Others have remarked on the twisted contrapposto or figura serpentinata pose of the group. While reminiscent of Mannerism, particularly Giambologna's Abduction of a Sabine Woman, Bernini permits the viewer to absorb the scene from one single viewpoint. While other views provide further details, a spectator can see the desperation of Proserpina and the lumbering attempts of Pluto to grab her.

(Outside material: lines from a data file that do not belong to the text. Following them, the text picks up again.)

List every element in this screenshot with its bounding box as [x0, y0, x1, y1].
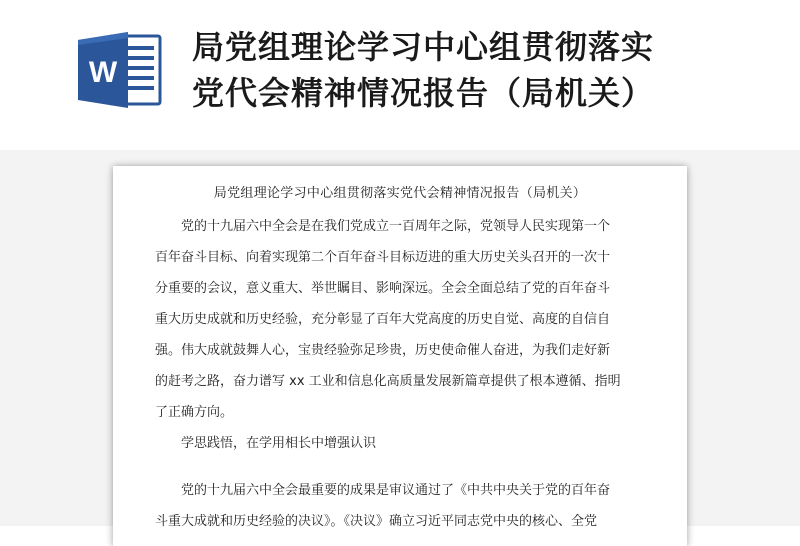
- word-icon: [76, 30, 164, 110]
- header-title: [192, 24, 772, 116]
- section-heading-1: [155, 428, 649, 459]
- paragraph-2: [155, 475, 649, 537]
- document-title: 局党组理论学习中心组贯彻落实党代会精神情况报告（局机关）: [213, 186, 587, 201]
- header-title-line-1: 局党组理论学习中心组贯彻落实: [192, 28, 655, 66]
- word-icon-letter: W: [88, 56, 118, 89]
- document-page: [113, 166, 687, 546]
- section-heading-1-text: 学思践悟，在学用相长中增强认识: [181, 436, 377, 451]
- paragraph-1-line-3: 分重要的会议，意义重大、举世瞩目、影响深远。全会全面总结了党的百年奋斗: [155, 281, 611, 296]
- paragraph-1-line-2: 百年奋斗目标、向着实现第二个百年奋斗目标迈进的重大历史关头召开的一次十: [155, 250, 611, 265]
- paragraph-2-line-2: 斗重大成就和历史经验的决议》。《决议》确立习近平同志党中央的核心、全党: [155, 514, 598, 529]
- paragraph-1-line-6: 的赶考之路，奋力谱写 xx 工业和信息化高质量发展新篇章提供了根本遵循、指明: [155, 374, 621, 389]
- header-title-line-2: 党代会精神情况报告（局机关）: [192, 74, 655, 112]
- paragraph-2-line-1: 党的十九届六中全会最重要的成果是审议通过了《中共中央关于党的百年奋: [181, 483, 611, 498]
- paragraph-1-line-5: 强。伟大成就鼓舞人心，宝贵经验弥足珍贵，历史使命催人奋进，为我们走好新: [155, 343, 611, 358]
- header-banner: [0, 0, 800, 150]
- paragraph-1-line-4: 重大历史成就和历史经验，充分彰显了百年大党高度的历史自觉、高度的自信自: [155, 312, 611, 327]
- paragraph-1-line-1: 党的十九届六中全会是在我们党成立一百周年之际，党领导人民实现第一个: [181, 219, 611, 234]
- paragraph-1: [155, 211, 649, 428]
- paragraph-1-line-7: 了正确方向。: [155, 405, 234, 420]
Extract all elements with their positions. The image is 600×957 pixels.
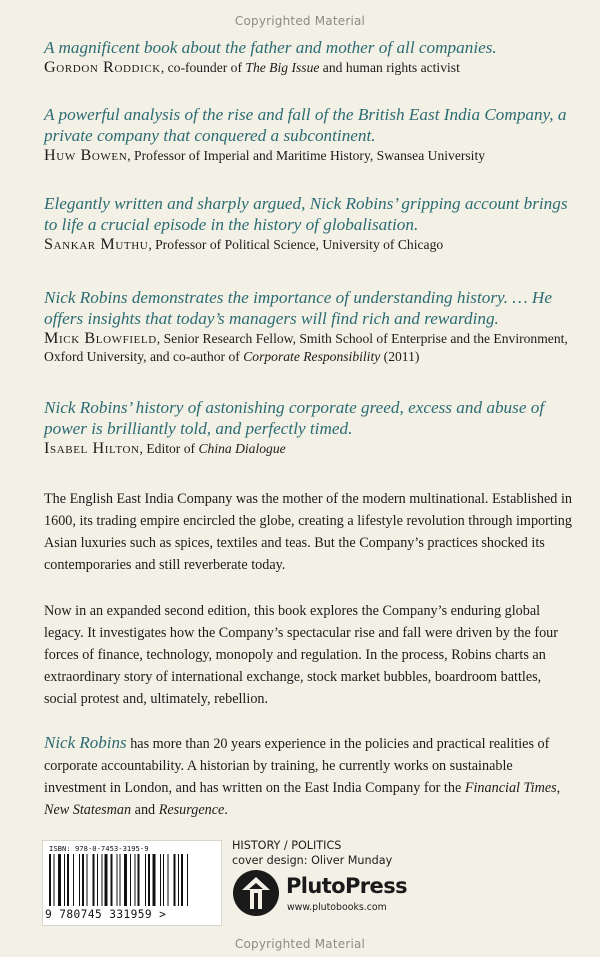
publication-title: Resurgence: [158, 802, 225, 818]
quote-text: Nick Robins demonstrates the importance of understanding history. … He offers insights that today’s managers will find rich and rewarding.: [44, 288, 552, 328]
publication-title: New Statesman: [44, 802, 132, 818]
endorser-role-title: The Big Issue: [245, 60, 320, 75]
quote-text: A magnificent book about the father and mother of all companies.: [44, 38, 497, 57]
endorser-role: , Professor of Political Science, University of Chicago: [148, 237, 444, 252]
endorser-name: Mick Blowfield: [44, 329, 157, 347]
endorser-role-title: China Dialogue: [198, 441, 286, 456]
description-paragraph: Now in an expanded second edition, this book explores the Company’s enduring global legacy. It investigates how the Company’s spectacular rise and fall were driven by the four forces of finance, technology, monopoly and regulation. In the process, Robins charts an extraordinary story of international exchange, stock market bubbles, boardroom battles, social protest and, ultimately, rebellion.: [44, 603, 558, 707]
endorser-role: , Editor of: [139, 441, 199, 456]
quote-text: A powerful analysis of the rise and fall of the British East India Company, a private company that conquered a subcontinent.: [44, 105, 567, 145]
endorsement-quote-2: [44, 104, 570, 165]
endorsement-quote-5: [44, 397, 570, 458]
endorser-role-end: and human rights activist: [319, 60, 460, 75]
endorser-role-end: (2011): [380, 348, 420, 364]
endorsement-quote-3: [44, 193, 570, 254]
quote-attribution: [44, 236, 570, 254]
isbn-barcode: [42, 840, 222, 926]
endorser-name: Huw Bowen: [44, 146, 128, 164]
author-bio: [44, 732, 576, 821]
endorsement-quote-1: [44, 37, 570, 77]
watermark-bottom: Copyrighted Material: [234, 937, 366, 951]
isbn-digits: 9 780745 331959 >: [45, 908, 167, 921]
quote-attribution: [44, 59, 570, 77]
pluto-press-logo-icon: [232, 869, 280, 917]
endorser-role: , co-founder of: [160, 60, 246, 75]
book-category: HISTORY / POLITICS: [232, 839, 342, 852]
author-name: Nick Robins: [44, 733, 127, 752]
publisher-url: www.plutobooks.com: [287, 902, 387, 913]
quote-text: Elegantly written and sharply argued, Nick Robins’ gripping account brings to life a crucial episode in the history of globalisation.: [44, 194, 568, 234]
author-bio-text: [44, 732, 576, 821]
book-description-2: [44, 600, 576, 710]
endorser-role: , Senior Research Fellow, Smith School of Enterprise and the Environment, Oxford University, and co-author of: [44, 331, 568, 364]
endorser-name: Isabel Hilton: [44, 439, 140, 457]
publisher-name: PlutoPress: [286, 874, 407, 898]
isbn-label: ISBN: 978-0-7453-3195-9: [49, 844, 149, 853]
barcode-bars: [49, 854, 215, 906]
publication-title: Financial Times: [464, 780, 557, 796]
endorsement-quote-4: [44, 287, 570, 365]
bio-end: .: [224, 802, 228, 818]
book-description-1: [44, 488, 576, 576]
quote-text: Nick Robins’ history of astonishing corporate greed, excess and abuse of power is brilliantly told, and perfectly timed.: [44, 398, 545, 438]
cover-design-credit: cover design: Oliver Munday: [232, 854, 393, 867]
description-paragraph: The English East India Company was the mother of the modern multinational. Established in 1600, its trading empire encircled the globe, creating a lifestyle revolution through importing Asian luxuries such as spices, textiles and teas. But the Company’s practices shocked its contemporaries and still reverberate today.: [44, 491, 572, 573]
endorser-name: Sankar Muthu: [44, 235, 149, 253]
watermark-top: Copyrighted Material: [234, 14, 366, 28]
bio-sep: ,: [556, 780, 561, 796]
bio-text: has more than 20 years experience in the policies and practical realities of corporate accountability. A historian by training, he currently works on sustainable investment in London, and has written on the East India Company for the: [44, 736, 550, 796]
bio-sep: and: [131, 802, 159, 818]
quote-attribution: [44, 330, 570, 365]
endorser-role: , Professor of Imperial and Maritime History, Swansea University: [127, 148, 486, 163]
quote-attribution: [44, 147, 570, 165]
endorser-role-title: Corporate Responsibility: [243, 348, 381, 364]
endorser-name: Gordon Roddick: [44, 58, 161, 76]
quote-attribution: [44, 440, 570, 458]
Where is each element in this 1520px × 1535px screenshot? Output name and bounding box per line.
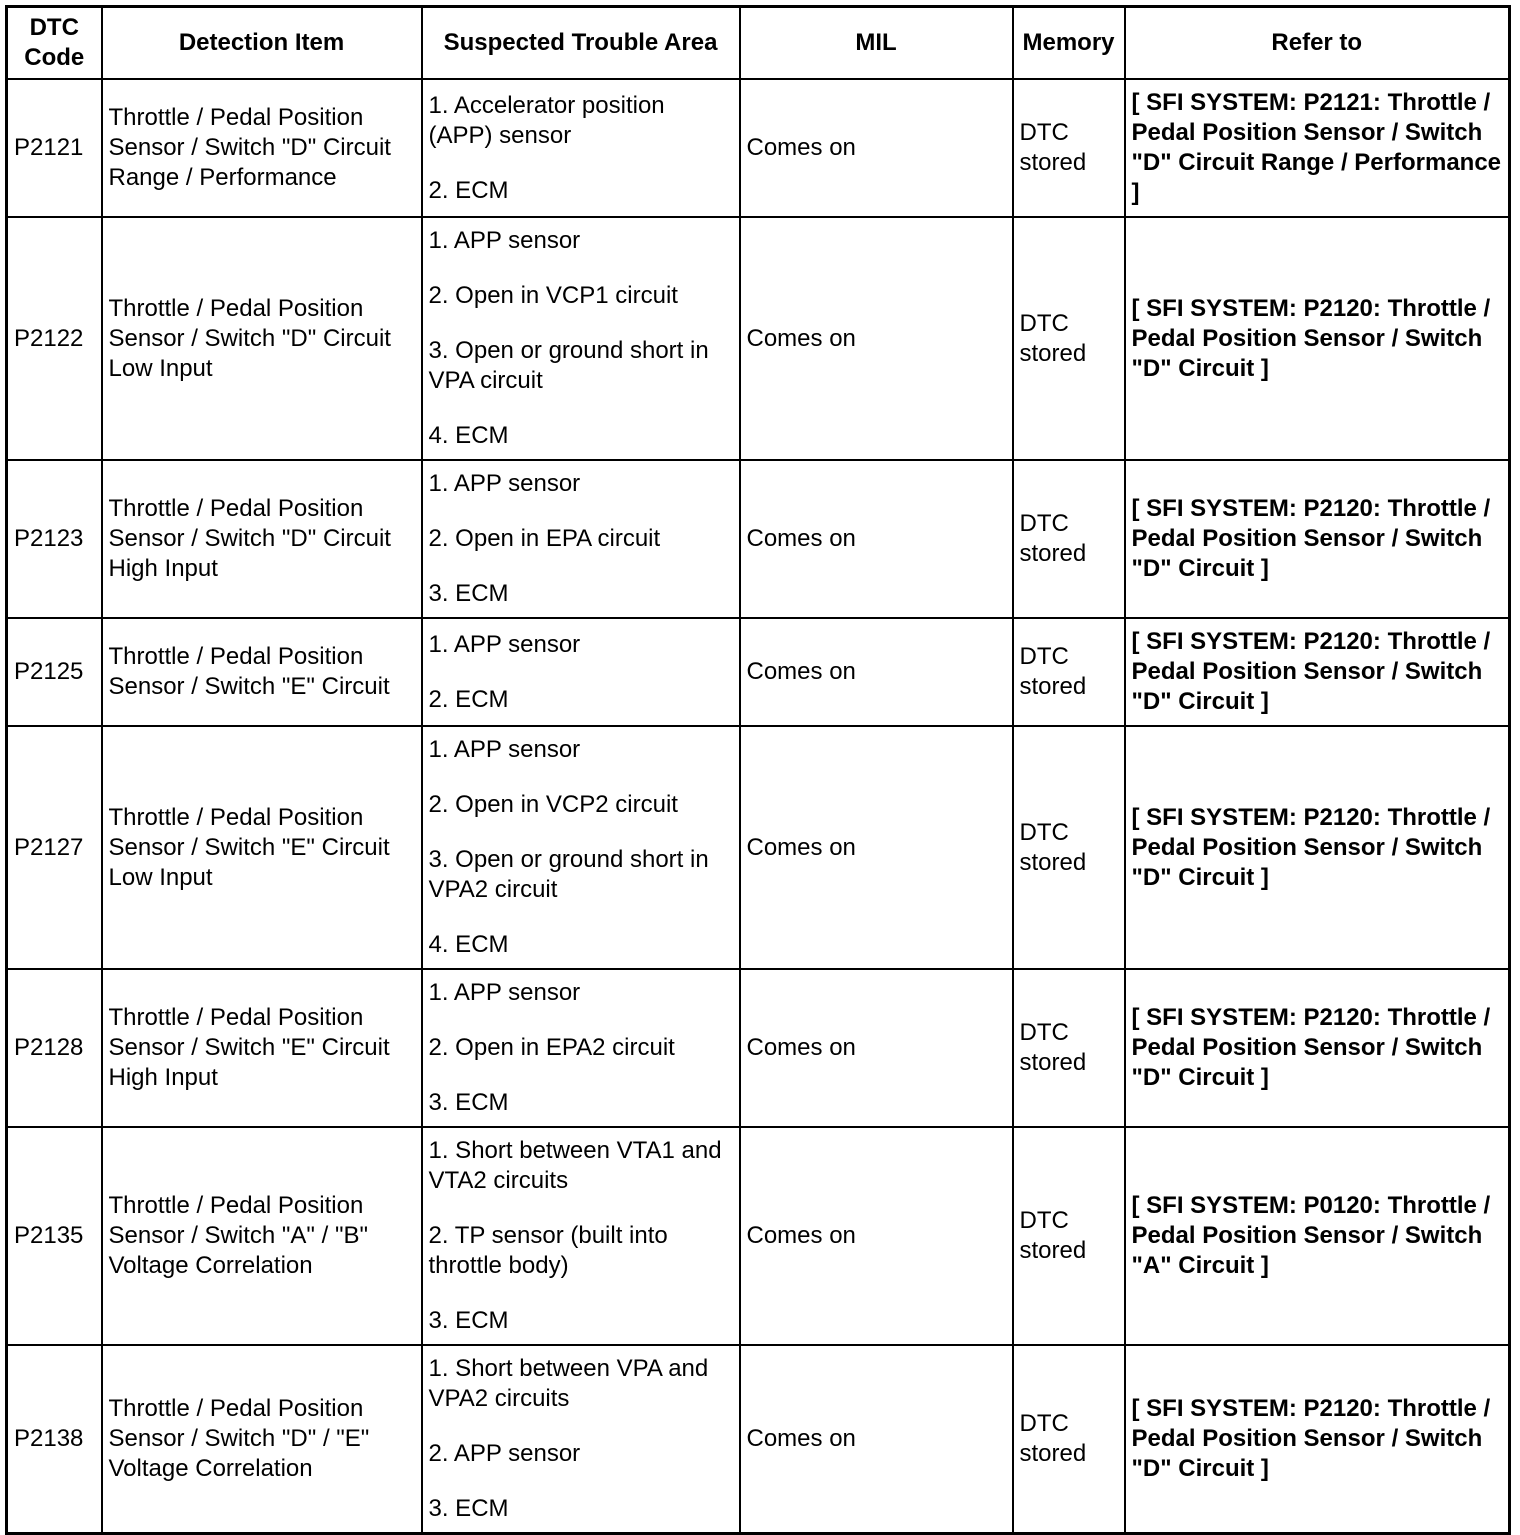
trouble-area-item: 3. Open or ground short in VPA2 circuit	[428, 846, 709, 903]
trouble-area-cell	[422, 726, 740, 969]
dtc-table	[5, 5, 1511, 1535]
trouble-area-item: 3. ECM	[428, 1307, 509, 1334]
refer-to-cell: [ SFI SYSTEM: P2120: Throttle / Pedal Position Sensor / Switch "D" Circuit ]	[1125, 217, 1510, 460]
header-mil: MIL	[740, 7, 1013, 80]
memory-cell: DTC stored	[1013, 460, 1125, 618]
trouble-area-item: 1. APP sensor	[428, 630, 581, 658]
trouble-area-item: 1. APP sensor	[428, 470, 581, 497]
trouble-area-item: 2. ECM	[428, 176, 509, 204]
trouble-area-cell	[422, 1345, 740, 1534]
detection-item-cell: Throttle / Pedal Position Sensor / Switch "D" / "E" Voltage Correlation	[102, 1345, 422, 1534]
memory-cell: DTC stored	[1013, 618, 1125, 726]
header-detection-item: Detection Item	[102, 7, 422, 80]
mil-cell: Comes on	[740, 969, 1013, 1127]
trouble-area-item: 1. APP sensor	[428, 227, 581, 254]
trouble-area-item: 2. Open in VCP2 circuit	[428, 791, 678, 818]
trouble-area-item: 4. ECM	[428, 931, 509, 958]
dtc-code-cell: P2127	[7, 726, 102, 969]
refer-to-cell: [ SFI SYSTEM: P0120: Throttle / Pedal Position Sensor / Switch "A" Circuit ]	[1125, 1127, 1510, 1345]
table-row	[7, 460, 1510, 618]
table-row	[7, 726, 1510, 969]
refer-to-cell: [ SFI SYSTEM: P2120: Throttle / Pedal Position Sensor / Switch "D" Circuit ]	[1125, 1345, 1510, 1534]
refer-to-cell: [ SFI SYSTEM: P2120: Throttle / Pedal Position Sensor / Switch "D" Circuit ]	[1125, 969, 1510, 1127]
memory-cell: DTC stored	[1013, 969, 1125, 1127]
table-header-row	[7, 7, 1510, 80]
memory-cell: DTC stored	[1013, 1345, 1125, 1534]
memory-cell: DTC stored	[1013, 217, 1125, 460]
dtc-code-cell: P2125	[7, 618, 102, 726]
table-row	[7, 1127, 1510, 1345]
refer-to-cell: [ SFI SYSTEM: P2120: Throttle / Pedal Position Sensor / Switch "D" Circuit ]	[1125, 460, 1510, 618]
trouble-area-cell	[422, 618, 740, 726]
table-row	[7, 79, 1510, 217]
trouble-area-item: 1. Accelerator position (APP) sensor	[428, 91, 665, 149]
trouble-area-cell	[422, 79, 740, 217]
dtc-code-cell: P2128	[7, 969, 102, 1127]
dtc-code-cell: P2138	[7, 1345, 102, 1534]
mil-cell: Comes on	[740, 79, 1013, 217]
header-memory: Memory	[1013, 7, 1125, 80]
mil-cell: Comes on	[740, 726, 1013, 969]
trouble-area-cell	[422, 969, 740, 1127]
detection-item-cell: Throttle / Pedal Position Sensor / Switch "D" Circuit Range / Performance	[102, 79, 422, 217]
trouble-area-item: 1. APP sensor	[428, 979, 581, 1006]
refer-to-cell: [ SFI SYSTEM: P2120: Throttle / Pedal Position Sensor / Switch "D" Circuit ]	[1125, 618, 1510, 726]
header-suspected-trouble-area: Suspected Trouble Area	[422, 7, 740, 80]
trouble-area-item: 3. ECM	[428, 1495, 509, 1522]
trouble-area-item: 3. ECM	[428, 580, 509, 607]
trouble-area-cell	[422, 460, 740, 618]
mil-cell: Comes on	[740, 460, 1013, 618]
detection-item-cell: Throttle / Pedal Position Sensor / Switch "A" / "B" Voltage Correlation	[102, 1127, 422, 1345]
table-row	[7, 217, 1510, 460]
mil-cell: Comes on	[740, 1345, 1013, 1534]
dtc-code-cell: P2122	[7, 217, 102, 460]
detection-item-cell: Throttle / Pedal Position Sensor / Switch "E" Circuit	[102, 618, 422, 726]
trouble-area-item: 2. Open in VCP1 circuit	[428, 282, 678, 309]
refer-to-cell: [ SFI SYSTEM: P2121: Throttle / Pedal Position Sensor / Switch "D" Circuit Range / Performance ]	[1125, 79, 1510, 217]
mil-cell: Comes on	[740, 618, 1013, 726]
trouble-area-item: 3. Open or ground short in VPA circuit	[428, 337, 709, 394]
trouble-area-item: 3. ECM	[428, 1089, 509, 1116]
header-dtc-code: DTC Code	[7, 7, 102, 80]
refer-to-cell: [ SFI SYSTEM: P2120: Throttle / Pedal Position Sensor / Switch "D" Circuit ]	[1125, 726, 1510, 969]
table-row	[7, 969, 1510, 1127]
table-row	[7, 618, 1510, 726]
detection-item-cell: Throttle / Pedal Position Sensor / Switch "E" Circuit High Input	[102, 969, 422, 1127]
trouble-area-item: 1. Short between VTA1 and VTA2 circuits	[428, 1137, 722, 1194]
memory-cell: DTC stored	[1013, 1127, 1125, 1345]
trouble-area-item: 4. ECM	[428, 422, 509, 449]
trouble-area-item: 2. Open in EPA2 circuit	[428, 1034, 675, 1061]
dtc-code-cell: P2121	[7, 79, 102, 217]
memory-cell: DTC stored	[1013, 726, 1125, 969]
mil-cell: Comes on	[740, 1127, 1013, 1345]
trouble-area-item: 2. TP sensor (built into throttle body)	[428, 1222, 668, 1279]
detection-item-cell: Throttle / Pedal Position Sensor / Switch "D" Circuit High Input	[102, 460, 422, 618]
detection-item-cell: Throttle / Pedal Position Sensor / Switch "E" Circuit Low Input	[102, 726, 422, 969]
detection-item-cell: Throttle / Pedal Position Sensor / Switch "D" Circuit Low Input	[102, 217, 422, 460]
mil-cell: Comes on	[740, 217, 1013, 460]
trouble-area-item: 1. APP sensor	[428, 736, 581, 763]
header-refer-to: Refer to	[1125, 7, 1510, 80]
trouble-area-item: 1. Short between VPA and VPA2 circuits	[428, 1355, 709, 1412]
dtc-code-cell: P2135	[7, 1127, 102, 1345]
trouble-area-cell	[422, 1127, 740, 1345]
trouble-area-item: 2. APP sensor	[428, 1440, 581, 1467]
trouble-area-item: 2. Open in EPA circuit	[428, 525, 661, 552]
dtc-code-cell: P2123	[7, 460, 102, 618]
trouble-area-cell	[422, 217, 740, 460]
memory-cell: DTC stored	[1013, 79, 1125, 217]
table-row	[7, 1345, 1510, 1534]
trouble-area-item: 2. ECM	[428, 685, 509, 713]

This was in contrast to the Mannerist sculpture of Giambologna, which required the spectator to walk around the sculpture to gain a view of each character's expression.

==Related works==
- A fragment study of Proserpina's head, long thought to be by Bernini but probably created by a related artist, is in the Cleveland Museum of Art.
- In 1811, the Russian sculptor Vasily Demut-Malinovsky created a sculpture also titled The Abduction of Proserpina. The statue currently resides in Saint-Petersburg.
- Jeff Koons's Pluto and Proserpina is an 11-foot-tall stainless steel sculpture with transparent colour coating and live flowering plants. Argentine developer and art collector Eduardo Costantini purchased it to place in the breezeway at his luxury oceanfront condo in Bal Harbour, Florida, which was slated for completion in 2016.